How does one implement the QFT? The same way as one would do FFT, but with quantum gates? I.e. taking O(n*log(n)) gates with two inputs and two outputs? I'm imagining that there's some sort of a vector of quantum (complex) amplitudes left after the exponentiation that needs to be transformed.
No, QFT requires only O(log(n)^2) gates. It can be described by using a recursion. That is, QFT on 2^n values (n qubits) can be computed using QFT on 2^(n-1) values (n-1 qubits).
The QFT is the Cooley-Tukey FFT algorithm [1] expressed as a tensor network [2].

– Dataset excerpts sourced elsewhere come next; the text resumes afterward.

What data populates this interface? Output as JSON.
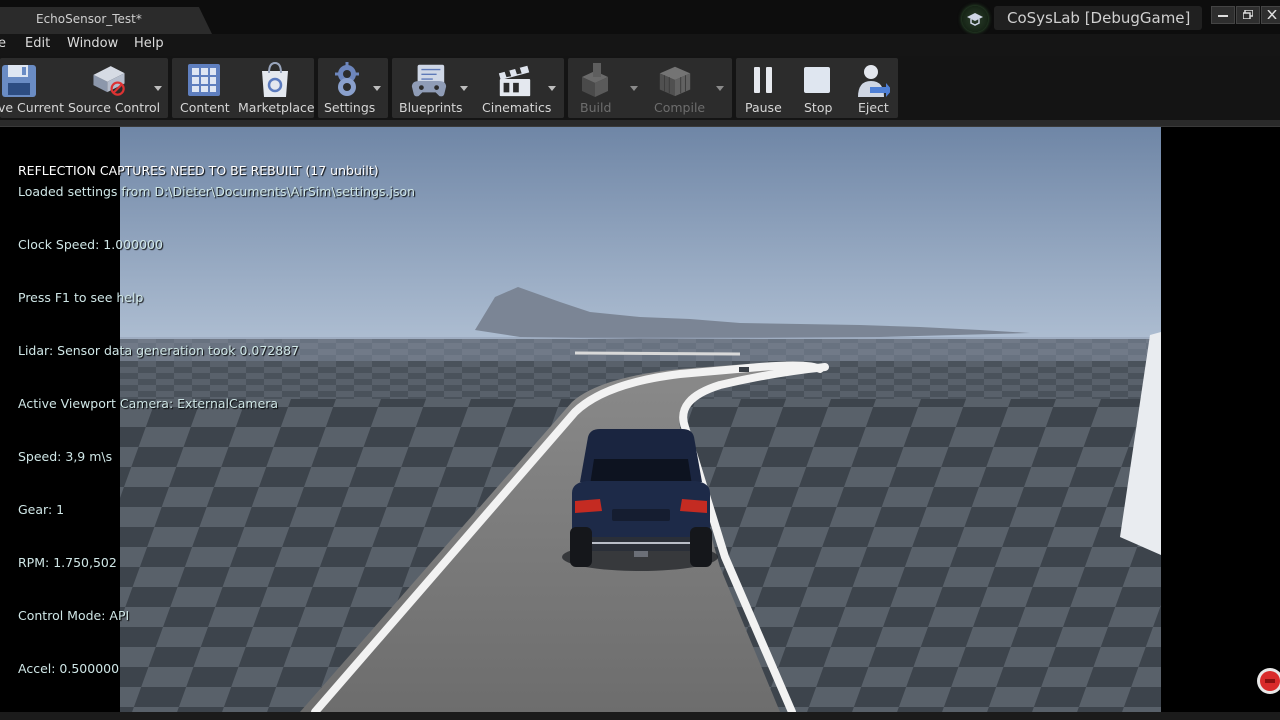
{
  "window": {
    "tab_title": "EchoSensor_Test*",
    "brand_label": "CoSysLab [DebugGame]"
  },
  "menu": {
    "items": [
      "e",
      "Edit",
      "Window",
      "Help"
    ]
  },
  "toolbar": {
    "buttons": [
      {
        "label": "ve Current",
        "icon": "save-icon"
      },
      {
        "label": "Source Control",
        "icon": "source-control-icon"
      },
      {
        "label": "Content",
        "icon": "content-icon"
      },
      {
        "label": "Marketplace",
        "icon": "marketplace-icon"
      },
      {
        "label": "Settings",
        "icon": "settings-icon"
      },
      {
        "label": "Blueprints",
        "icon": "blueprints-icon"
      },
      {
        "label": "Cinematics",
        "icon": "cinematics-icon"
      },
      {
        "label": "Build",
        "icon": "build-icon"
      },
      {
        "label": "Compile",
        "icon": "compile-icon"
      },
      {
        "label": "Pause",
        "icon": "pause-icon"
      },
      {
        "label": "Stop",
        "icon": "stop-icon"
      },
      {
        "label": "Eject",
        "icon": "eject-icon"
      }
    ]
  },
  "viewport": {
    "messages": {
      "reflection": "REFLECTION CAPTURES NEED TO BE REBUILT (17 unbuilt)",
      "settings": "Loaded settings from D:\\Dieter\\Documents\\AirSim\\settings.json",
      "clock": "Clock Speed: 1.000000",
      "help": "Press F1 to see help",
      "lidar": "Lidar: Sensor data generation took 0.072887",
      "camera": "Active Viewport Camera: ExternalCamera",
      "speed": "Speed: 3,9 m\\s",
      "gear": "Gear: 1",
      "rpm": "RPM: 1.750,502",
      "control": "Control Mode: API",
      "accel": "Accel: 0.500000"
    }
  },
  "colors": {
    "background": "#0c0c0c",
    "toolbar_group": "#2c2c2c",
    "sky_top": "#6f86a6",
    "sky_horizon": "#aebed2",
    "ground_dark": "#3c434b",
    "ground_light": "#58606a",
    "road": "#7a7a7a",
    "road_line": "#f2f2f2",
    "car_body": "#1a2540",
    "tail_light": "#c42b22",
    "record_red": "#d92b2b"
  }
}
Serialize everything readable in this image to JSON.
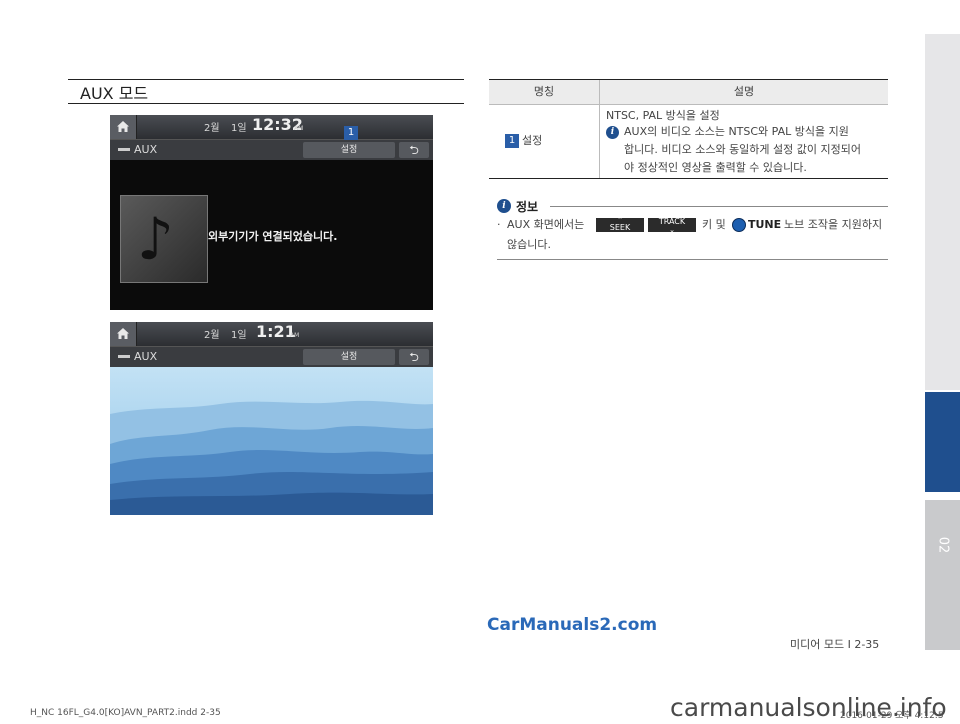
{
  "section_title": "AUX 모드",
  "chapter_tab": "02",
  "screen1": {
    "month": "2월",
    "day": "1일",
    "time": "12:32",
    "ampm": "AM",
    "source_label": "AUX",
    "settings_label": "설정",
    "back_symbol": "⮌",
    "connection_message": "외부기기가 연결되었습니다.",
    "callout": "1"
  },
  "screen2": {
    "month": "2월",
    "day": "1일",
    "time": "1:21",
    "ampm": "AM",
    "source_label": "AUX",
    "settings_label": "설정",
    "back_symbol": "⮌"
  },
  "table": {
    "headers": [
      "명칭",
      "설명"
    ],
    "rows": [
      {
        "num": "1",
        "name": "설정",
        "desc_line1": "NTSC, PAL 방식을 설정",
        "info_l1": "AUX의 비디오 소스는 NTSC와 PAL 방식을 지원",
        "info_l2": "합니다. 비디오 소스와 동일하게 설정 값이 지정되어",
        "info_l3": "야 정상적인 영상을 출력할 수 있습니다."
      }
    ]
  },
  "info_box": {
    "heading": "정보",
    "bullet": "·",
    "text_before_keys": "AUX 화면에서는",
    "seek_key": "SEEK",
    "track_key": "TRACK",
    "text_mid": "키 및",
    "tune_label": "TUNE",
    "text_after": "노브 조작을 지원하지",
    "text_line2": "않습니다."
  },
  "watermark": "CarManuals2.com",
  "page_footer": "미디어 모드 I 2-35",
  "slug_left": "H_NC 16FL_G4.0[KO]AVN_PART2.indd   2-35",
  "slug_right": "2016-01-29   오후 4:12:5",
  "bottom_mark": "carmanualsonline.info",
  "colors": {
    "accent_blue": "#1f4f8e",
    "watermark_blue": "#2a69b8"
  }
}
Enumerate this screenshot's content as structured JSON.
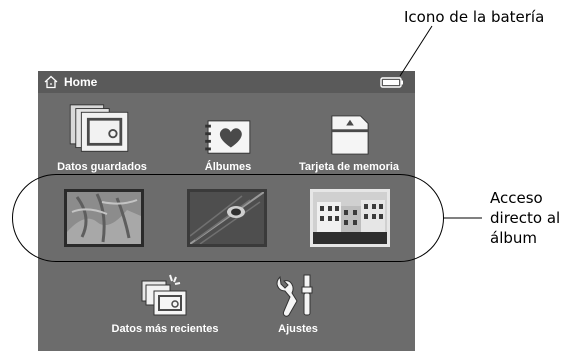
{
  "screen": {
    "title": "Home",
    "tiles_top": [
      {
        "label": "Datos guardados",
        "icon": "saved-data-icon"
      },
      {
        "label": "Álbumes",
        "icon": "album-heart-icon"
      },
      {
        "label": "Tarjeta de memoria",
        "icon": "memory-card-icon"
      }
    ],
    "tiles_bottom": [
      {
        "label": "Datos más recientes",
        "icon": "recent-data-icon"
      },
      {
        "label": "Ajustes",
        "icon": "settings-tools-icon"
      }
    ],
    "thumbnails": [
      "album-thumbnail-1",
      "album-thumbnail-2",
      "album-thumbnail-3"
    ]
  },
  "annotations": {
    "battery": "Icono de la batería",
    "album_shortcut": [
      "Acceso",
      "directo al",
      "álbum"
    ]
  },
  "colors": {
    "screen_bg": "#6c6c6c",
    "titlebar_bg": "#5a5a5a",
    "text": "#ffffff"
  }
}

Cooley-Tukey has two main steps that are repeated recursively: bulk replacing a,b with a+b,a-b along bit boundaries, and applying twiddle factors. The bit-boundary a,b->a+b,a-b part becomes a Hadamard gate and the bit twiddling becomes a set of phase gates. Also there's some re-ordering but that's not the meat.
The actual quantum circuit: [4].
The quantum circuit is simple enough that it's a really solid mnemonic for remembering Cooley-Tukey, if you know how to translate it. There are also various ways to optimize the gate count or gate depth of this circuit, and these optimizations translate into changes to the classical FFT (though they are not always optimizations after translation) [5].